There are many ways in which God comes to us and most often it’s through other people. Jesus comes to us on our journeys as well. We don’t have to go crazy looking for Him, He is right here with us. So often when I find myself feeling lost or alone Jesus walks up next to me by an unexpected phone call from a friend. Sometimes it’s an email, or a card in the mail, or a cashier at the store who is particularly helpful, or a smile from a stranger. Who knows how much gospel is exchanged between smiles. And sometimes it’s in the beauty of a song, or a poem, or laugher, or the open arms of a hug when there’s nothing words can say. God uses the ordinary to reveal the Divine.

The two on the road to Emmaus that day recognized Jesus in the breaking of the bread and that’s where we can find Him too. He is most present in the breaking of the bread. We come on Sunday mornings not to remember the Lord’s Supper, but to participate in it. Communion is not just ordinary bread and wine. It is significant. It is the true presence of Jesus Christ who suffered and died and rose for each one of us. When we hear the words The Body of Christ given for you and the Blood of Christ shed for you, they aren’t just words. Jesus is here, hidden in the ordinary things, yet visible through the eyes of faith.  Jesus is alive.

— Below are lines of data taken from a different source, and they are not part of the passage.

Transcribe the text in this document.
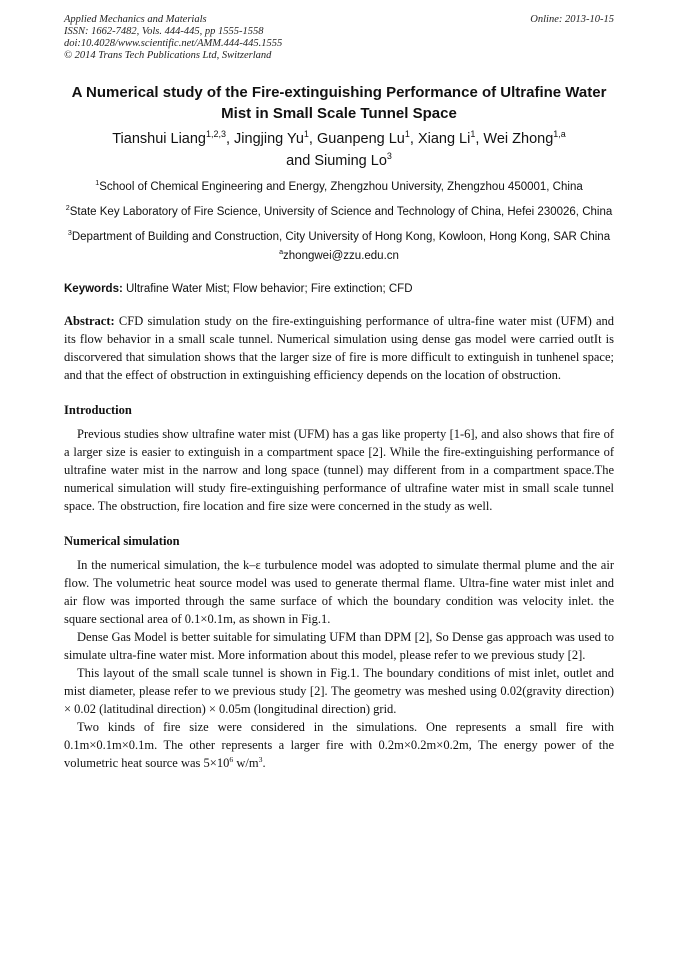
Applied Mechanics and Materials
ISSN: 1662-7482, Vols. 444-445, pp 1555-1558
doi:10.4028/www.scientific.net/AMM.444-445.1555
© 2014 Trans Tech Publications Ltd, Switzerland
Online: 2013-10-15
A Numerical study of the Fire-extinguishing Performance of Ultrafine Water Mist in Small Scale Tunnel Space
Tianshui Liang$^{1,2,3}$, Jingjing Yu$^1$, Guanpeng Lu$^1$, Xiang Li$^1$, Wei Zhong$^{1,a}$
and Siuming Lo$^3$
$^1$School of Chemical Engineering and Energy, Zhengzhou University, Zhengzhou 450001, China
$^2$State Key Laboratory of Fire Science, University of Science and Technology of China, Hefei 230026, China
$^3$Department of Building and Construction, City University of Hong Kong, Kowloon, Hong Kong, SAR China
$^a$zhongwei@zzu.edu.cn
Keywords: Ultrafine Water Mist; Flow behavior; Fire extinction; CFD
Abstract: CFD simulation study on the fire-extinguishing performance of ultra-fine water mist (UFM) and its flow behavior in a small scale tunnel. Numerical simulation using dense gas model were carried outIt is discorvered that simulation shows that the larger size of fire is more difficult to extinguish in tunhenel space; and that the effect of obstruction in extinguishing efficiency depends on the location of obstruction.
Introduction

Previous studies show ultrafine water mist (UFM) has a gas like property [1-6], and also shows that fire of a larger size is easier to extinguish in a compartment space [2]. While the fire-extinguishing performance of ultrafine water mist in the narrow and long space (tunnel) may different from in a compartment space.The numerical simulation will study fire-extinguishing performance of ultrafine water mist in small scale tunnel space. The obstruction, fire location and fire size were concerned in the study as well.

Numerical simulation

In the numerical simulation, the k–ε turbulence model was adopted to simulate thermal plume and the air flow. The volumetric heat source model was used to generate thermal flame. Ultra-fine water mist inlet and air flow was imported through the same surface of which the boundary condition was velocity inlet. the square sectional area of 0.1×0.1m, as shown in Fig.1.

Dense Gas Model is better suitable for simulating UFM than DPM [2], So Dense gas approach was used to simulate ultra-fine water mist. More information about this model, please refer to we previous study [2].

This layout of the small scale tunnel is shown in Fig.1. The boundary conditions of mist inlet, outlet and mist diameter, please refer to we previous study [2]. The geometry was meshed using 0.02(gravity direction) × 0.02 (latitudinal direction) × 0.05m (longitudinal direction) grid.

Two kinds of fire size were considered in the simulations. One represents a small fire with 0.1m×0.1m×0.1m. The other represents a larger fire with 0.2m×0.2m×0.2m, The energy power of the volumetric heat source was $5\times 10^6$ $w/m^3$.
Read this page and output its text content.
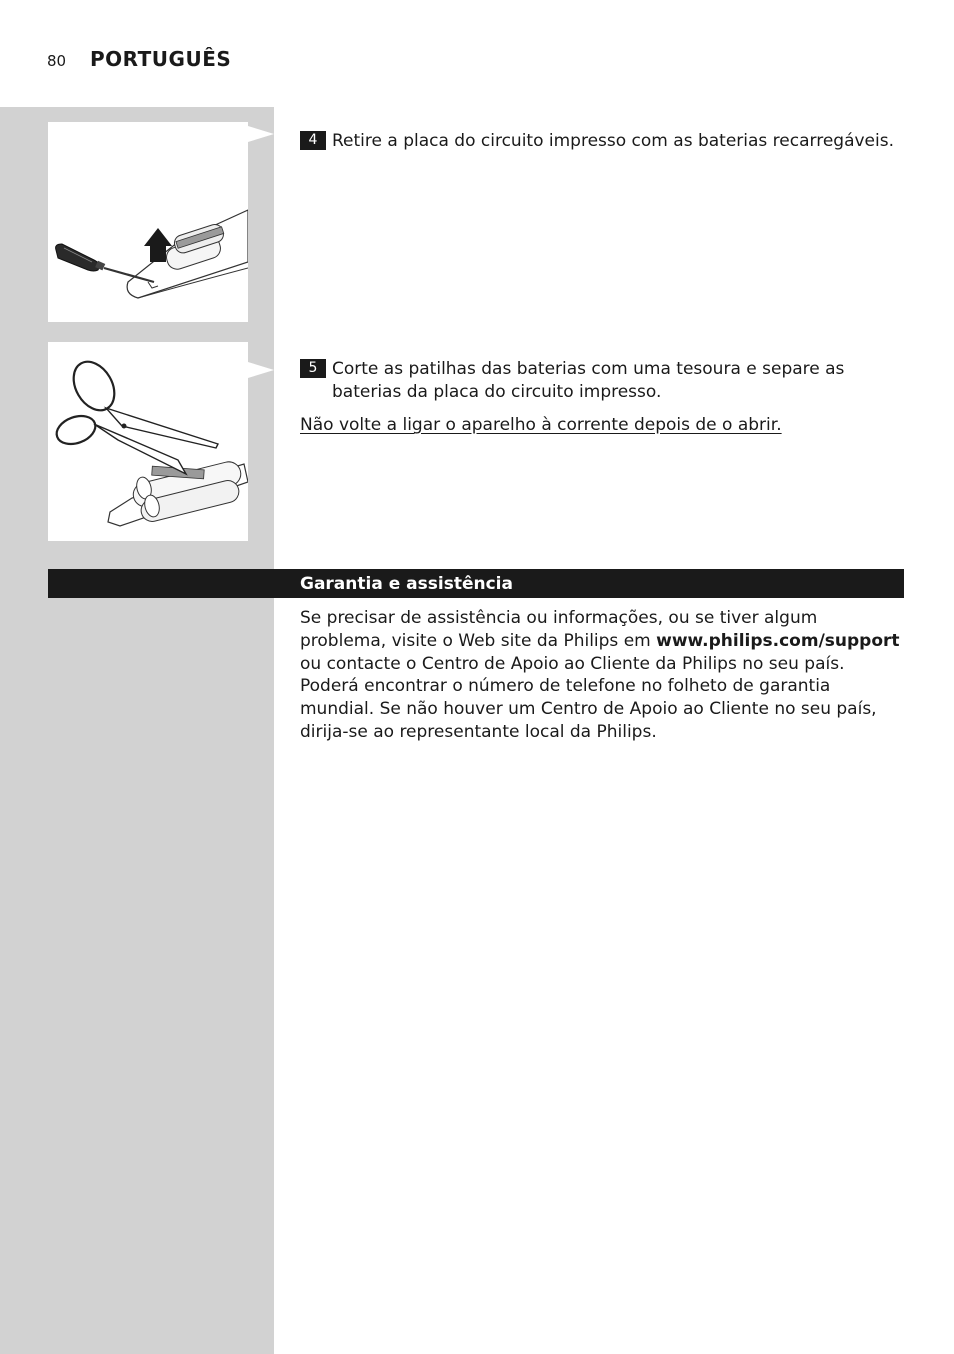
80 PORTUGUÊS
4 Retire a placa do circuito impresso com as baterias recarregáveis.
5 Corte as patilhas das baterias com uma tesoura e separe as baterias da placa do circuito impresso.
Não volte a ligar o aparelho à corrente depois de o abrir.
Garantia e assistência
Se precisar de assistência ou informações, ou se tiver algum problema, visite o Web site da Philips em www.philips.com/support ou contacte o Centro de Apoio ao Cliente da Philips no seu país. Poderá encontrar o número de telefone no folheto de garantia mundial. Se não houver um Centro de Apoio ao Cliente no seu país, dirija-se ao representante local da Philips.
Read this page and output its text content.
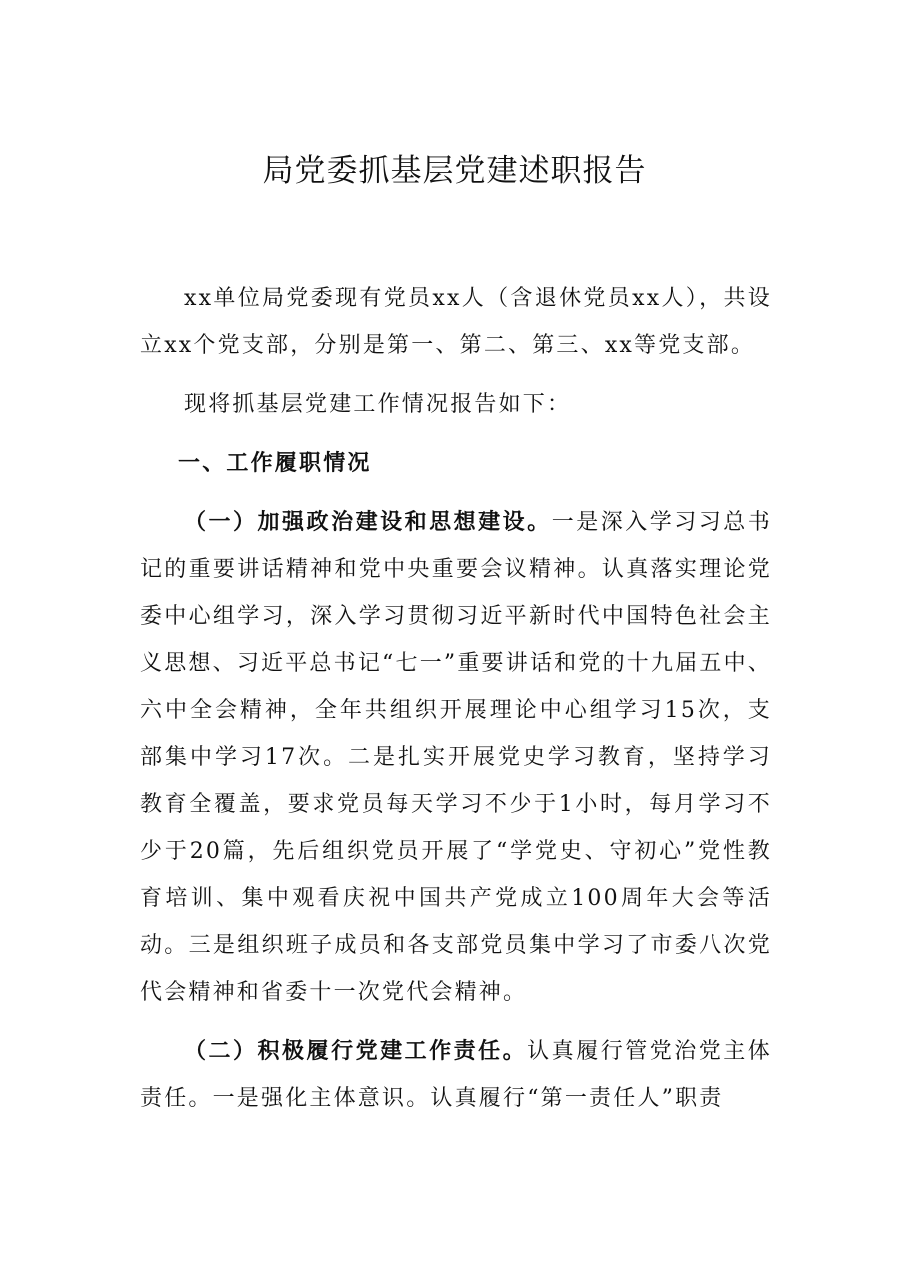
局党委抓基层党建述职报告

xx单位局党委现有党员xx人（含退休党员xx人），共设立xx个党支部，分别是第一、第二、第三、xx等党支部。

现将抓基层党建工作情况报告如下：

一、工作履职情况

（一）加强政治建设和思想建设。一是深入学习习总书记的重要讲话精神和党中央重要会议精神。认真落实理论党委中心组学习，深入学习贯彻习近平新时代中国特色社会主义思想、习近平总书记“七一”重要讲话和党的十九届五中、六中全会精神，全年共组织开展理论中心组学习15次，支部集中学习17次。二是扎实开展党史学习教育，坚持学习教育全覆盖，要求党员每天学习不少于1小时，每月学习不少于20篇，先后组织党员开展了“学党史、守初心”党性教育培训、集中观看庆祝中国共产党成立100周年大会等活动。三是组织班子成员和各支部党员集中学习了市委八次党代会精神和省委十一次党代会精神。

（二）积极履行党建工作责任。认真履行管党治党主体责任。一是强化主体意识。认真履行“第一责任人”职责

I’ll never forget one Sunday when a couple and their young son who were originally from India came to our church and when it was time for Communion they walked up to the front with no shoes. The next few Sundays I continued to pay attention and every time before they went up for Communion they took off their shoes. I was moved, because like Moses when he encountered God in the burning bush, they were acknowledging that this was Holy Ground. They recognized that Jesus was truly present in the bread and the wine. And every time we receive the bread and wine in Communion we are in the presence of the living God. Are our hearts not on fire too?

We don’t have to look for Jesus; Jesus comes to us. And because His Spirit dwells within us we can be that comfort to one another. We can be Christ for others. No one has to walk the difficult roads of life alone. Reach out and pray for one another. Share a word of hope and comfort. Step out of your comfort zone and get to know someone who is different from you and show them the love of Christ.  Share Christ’s hope and peace with them.  Forgive one another and pray that your enemies will become friends. Turn around. Do you see Jesus? He’s right here. Amen.